First, examine exactly how this all began.
It was, ironically enough, a smiling, enigmatic, Harvard graduate and former law professor that opened this Pandora’s box. Barack Obama happily legitimised a cyber attack, authorising a coded mission to destroy Iranian centrifuges far more effectively than the only other, more dangerous, alternative: sending Israeli jets flying over the desert sands to bomb the nuclear enrichment facilities. This was qualitatively different from the other, also used, alternative, getting motorcycle assassins to shoot scientists caught-up in Tehran traffic. Unfortunately for Obama, what was fine back then (because the US was so far in advance of any other power) doesn’t look quite so damn cool and smart today. Other nations have caught up.
Obama unleashed a new way of war but couldn’t control it.
Russia, Iran, and North Korea (the RINK) learnt from what occurred. They decided the US couldn’t have all the fun and joined in the games, but added their own twist. They got the military involved.
The cyber domain became a free-for-all, similar to the Caribbean in the sixteenth century.
Spanish galleons were ploughing across the waters of the Main on business. England’s Elizabeth 1st (“Good Queen Bess”) happily commissioned privateers (her “Sea Dogs”) like Francis Drake and John Hawkins to loot and raid the Spanish Treasure ships, all the while denying they operated on her instructions. The pirates became wealthy heroes as they destroyed legitimate commerce. It was so much easier than invading America. Later, in 1812 it was the US’s turn. “Independent” raiders were rewarded for capturing British ships while America denied responsibility for their activities.
This is the way smaller powers have always operated. Asymmetric warfare targets the weakest point of opponents who can’t strike back.
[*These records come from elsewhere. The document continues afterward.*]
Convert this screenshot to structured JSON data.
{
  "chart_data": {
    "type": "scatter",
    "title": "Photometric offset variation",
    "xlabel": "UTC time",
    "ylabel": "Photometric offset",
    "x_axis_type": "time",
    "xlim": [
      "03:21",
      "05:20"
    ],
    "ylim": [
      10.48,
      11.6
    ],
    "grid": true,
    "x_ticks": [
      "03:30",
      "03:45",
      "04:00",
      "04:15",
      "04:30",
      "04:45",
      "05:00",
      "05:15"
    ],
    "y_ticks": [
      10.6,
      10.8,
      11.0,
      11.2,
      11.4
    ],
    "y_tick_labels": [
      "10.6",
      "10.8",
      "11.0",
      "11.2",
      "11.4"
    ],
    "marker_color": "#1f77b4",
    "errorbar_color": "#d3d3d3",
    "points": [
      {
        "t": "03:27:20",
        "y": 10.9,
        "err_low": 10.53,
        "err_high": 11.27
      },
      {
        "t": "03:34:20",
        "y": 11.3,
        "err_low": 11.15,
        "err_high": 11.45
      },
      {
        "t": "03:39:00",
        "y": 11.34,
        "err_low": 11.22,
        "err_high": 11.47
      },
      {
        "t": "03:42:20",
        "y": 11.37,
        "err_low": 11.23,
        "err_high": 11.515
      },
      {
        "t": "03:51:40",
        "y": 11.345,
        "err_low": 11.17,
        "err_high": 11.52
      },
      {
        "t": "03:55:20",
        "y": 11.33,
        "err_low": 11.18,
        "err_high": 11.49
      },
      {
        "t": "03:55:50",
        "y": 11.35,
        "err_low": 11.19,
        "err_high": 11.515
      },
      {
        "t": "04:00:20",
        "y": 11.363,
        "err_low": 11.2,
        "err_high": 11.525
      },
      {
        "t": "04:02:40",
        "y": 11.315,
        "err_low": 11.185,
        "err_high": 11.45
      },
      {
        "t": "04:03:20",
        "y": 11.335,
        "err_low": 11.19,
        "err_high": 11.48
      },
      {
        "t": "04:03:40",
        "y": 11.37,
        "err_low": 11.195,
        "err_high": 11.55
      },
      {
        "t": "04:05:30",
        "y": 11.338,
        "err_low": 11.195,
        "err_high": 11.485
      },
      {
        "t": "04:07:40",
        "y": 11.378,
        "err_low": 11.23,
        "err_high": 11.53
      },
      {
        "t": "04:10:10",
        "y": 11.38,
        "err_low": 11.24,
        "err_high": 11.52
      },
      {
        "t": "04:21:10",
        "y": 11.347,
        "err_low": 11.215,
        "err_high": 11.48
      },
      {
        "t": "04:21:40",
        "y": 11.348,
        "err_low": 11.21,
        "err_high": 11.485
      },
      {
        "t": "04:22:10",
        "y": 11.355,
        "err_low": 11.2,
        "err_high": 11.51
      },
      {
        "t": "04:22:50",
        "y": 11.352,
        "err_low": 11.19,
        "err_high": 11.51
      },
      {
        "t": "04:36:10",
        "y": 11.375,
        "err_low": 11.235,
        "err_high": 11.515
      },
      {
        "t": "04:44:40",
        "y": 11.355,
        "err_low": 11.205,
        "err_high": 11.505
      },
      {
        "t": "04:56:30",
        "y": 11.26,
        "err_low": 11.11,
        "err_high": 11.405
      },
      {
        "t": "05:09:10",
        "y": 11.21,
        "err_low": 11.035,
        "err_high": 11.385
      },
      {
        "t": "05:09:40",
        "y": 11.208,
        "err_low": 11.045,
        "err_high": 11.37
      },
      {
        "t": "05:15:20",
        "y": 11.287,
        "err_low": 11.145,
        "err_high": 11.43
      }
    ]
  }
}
Is it a surprise this is how the RINK engages? Did the US really believe it would be allowed to send spies wandering electronically through other countries wires, dropping electronic bombs, without them retaliating?
But now China has joined the RINK, heightening risk and adding complexity to an already dangerous situation. Today regular military units are engaged in operations behind the lines and through the wires, penetrating and targeting not just government, but commercial and civilian systems. Every nation’s preparing for the first day of the next war by ensuring they have the capacity for a crippling, devastating opening attack.
So where does this leave us?
The Army Research Centre’s Al Palazzo offers a brilliant conceptual model to engage with what’s happening.
Traditionally, we think of conflicts beginning with a declaration of war and finishing with a settlement. Instead Palazzo talks about the “war cycle”, often operating below the threshold of actual violence, and through which nations achieve their aim. Using a combination of smarts, force and unattributed actions, Turkey was able to obtain its way in Syria while Russia swiftly and successfully incorporated the Crimea.
The cyber domain is the new site of struggle and becoming similarly weaponised. China’s Peoples Liberation Army units are regularly engaging in a similar, crucial, struggle for dominance and supremacy.
The big problem is that our laws aren’t set up for conditions short of war. Our military can’t operate here because “cyber” isn’t a physical territory you can defend. It’s in the ether, so our military is hobbled because there’s no legislative basis for it to engage.
Major General Marcus Thompson is deputy chief, information warfare. He’s that rare thing, a commander with a doctorate in cyber security. But now he’s warning – in a succession of public speeches – that parliament urgently needs to change the legal framework for engaging in these new conflicts.
Thompson specifically notes that “Australia does not posess a legal or conceptual definition of what information warfare is”. This is because, critically, our forces can’t be involved without a declaration of war. In Brussels recently the Chief of the Defence Force, Angus Campbell, reiterated his own concerns about these issues.